The Only Voice In My Head Is My Own…And We Argue

I’ve been working from home for 14 months, and I’ll admit this much: I hated it in the beginning.

I am a child of the office age, not the technology age. I started working in the late seventies; we had clunky word processors masquerading as computers, but mostly it was pens, notepads and phones (push-button at that point, though even that was relatively new; I still recall rotary phones and phone booths. Don’t make me go there, young’uns).

I was the last person to quit my office, and it was painful. I figured if everyone else was working from home under COVID restrictions, I could stay in the office alone, right? No, I couldn’t, as we were not deemed essential employees. So off to the home office in March, 2020.

I’ve never gone back. Never plan to go back. I’d smother at least a few of my coworkers at this point. I have been more productive from home than I ever thought possible, thanks to fewer interruptions and the ability to schedule work in my day, instead of dealing with CMS (Chronic Meeting Syndrome). I can start early if I need to, finish later if I want to, and run or bike in the middle of the day. A doctor’s appointment is no longer a time issue. A lunch break can include vacuuming rugs or folding laundry or running out to pick up a prescription. It’s telling a service person, “Sure, come over anytime to fix/inspect/replace whatever. I am home.” And not one single cold since work from home started, thanks to avoiding two employees in particular who felt obligated to come to work coughing, sweating, and sick to the point of collapse because it was so important for them. The truth: they had blown off all their PTO on other things and had none left.

The bad part about working from home: Zoom™ meetings with or without video. Not a fan, though I don’t blame the Zoom creators. Some people just are not video-camera material. I happen to be one of them.
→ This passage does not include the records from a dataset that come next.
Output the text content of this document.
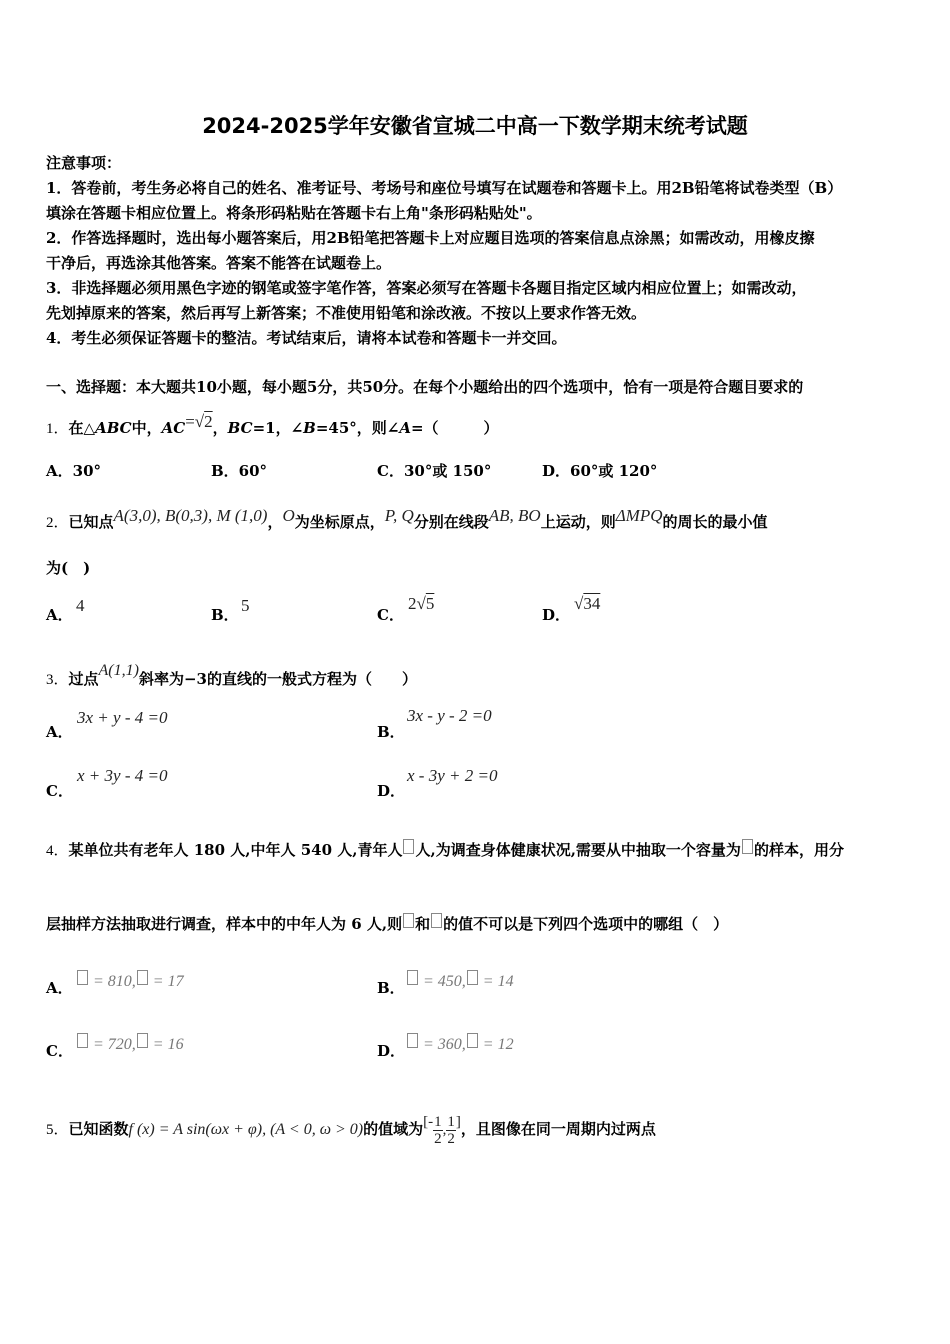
2024-2025学年安徽省宣城二中高一下数学期末统考试题
注意事项：
1．答卷前，考生务必将自己的姓名、准考证号、考场号和座位号填写在试题卷和答题卡上。用2B铅笔将试卷类型（B）
填涂在答题卡相应位置上。将条形码粘贴在答题卡右上角"条形码粘贴处"。
2．作答选择题时，选出每小题答案后，用2B铅笔把答题卡上对应题目选项的答案信息点涂黑；如需改动，用橡皮擦
干净后，再选涂其他答案。答案不能答在试题卷上。
3．非选择题必须用黑色字迹的钢笔或签字笔作答，答案必须写在答题卡各题目指定区域内相应位置上；如需改动，
先划掉原来的答案，然后再写上新答案；不准使用铅笔和涂改液。不按以上要求作答无效。
4．考生必须保证答题卡的整洁。考试结束后，请将本试卷和答题卡一并交回。
一、选择题：本大题共10小题，每小题5分，共50分。在每个小题给出的四个选项中，恰有一项是符合题目要求的
1．在△ABC中，AC=√2，BC=1，∠B=45°，则∠A=（　　　）
A．30°	B．60°	C．30°或 150°	D．60°或 120°
2．已知点A(3,0), B(0,3), M (1,0)，O为坐标原点，P, Q分别在线段AB, BO上运动，则ΔMPQ的周长的最小值
为(　)
A． 4	B． 5	C．
2√5
D．
√34
3．过点A(1,1)斜率为−3的直线的一般式方程为（　　）
A．
3x + y - 4 =0
B．
3x - y - 2 =0
C．
x + 3y - 4 =0
D．
x - 3y + 2 =0
4．某单位共有老年人 180 人,中年人 540 人,青年人 人,为调查身体健康状况,需要从中抽取一个容量为 的样本，用分
层抽样方法抽取进行调查，样本中的中年人为 6 人,则 和 的值不可以是下列四个选项中的哪组（　）
A．	= 810, = 17	B．	= 450, = 14
C．	= 720, = 16	D．	= 360, = 12
5．已知函数f (x) = A sin(ωx + φ), (A < 0, ω > 0)的值域为[- $\frac{1}{2}$ , $\frac{1}{2}$ ]，且图像在同一周期内过两点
I have a state-of-the-art computer; there just isn’t enough plastic surgery or cosmetics to make me look good in pictures. And even without video, some folks don’t know how to mute their phones, or keep the family and personal stuff out of their office. Kids, dogs, the TV, the spouse, the neighbors are all fair game on Zoom calls because “it’s not like it’s the real office.”

I miss interaction with people I liked, but not much. I have other people outside work to see. I have returned to competing. I do not miss morning rush hour and driving and honking at crawling drivers in the left lane. I understand people who want and need to go back and hate that they cannot go back because child care and school virtual learning make it impossible to return. I am happy to work from right here, drive and consume less, not contribute to the carbon footprint and argue with the only occasional opposing voice — my own.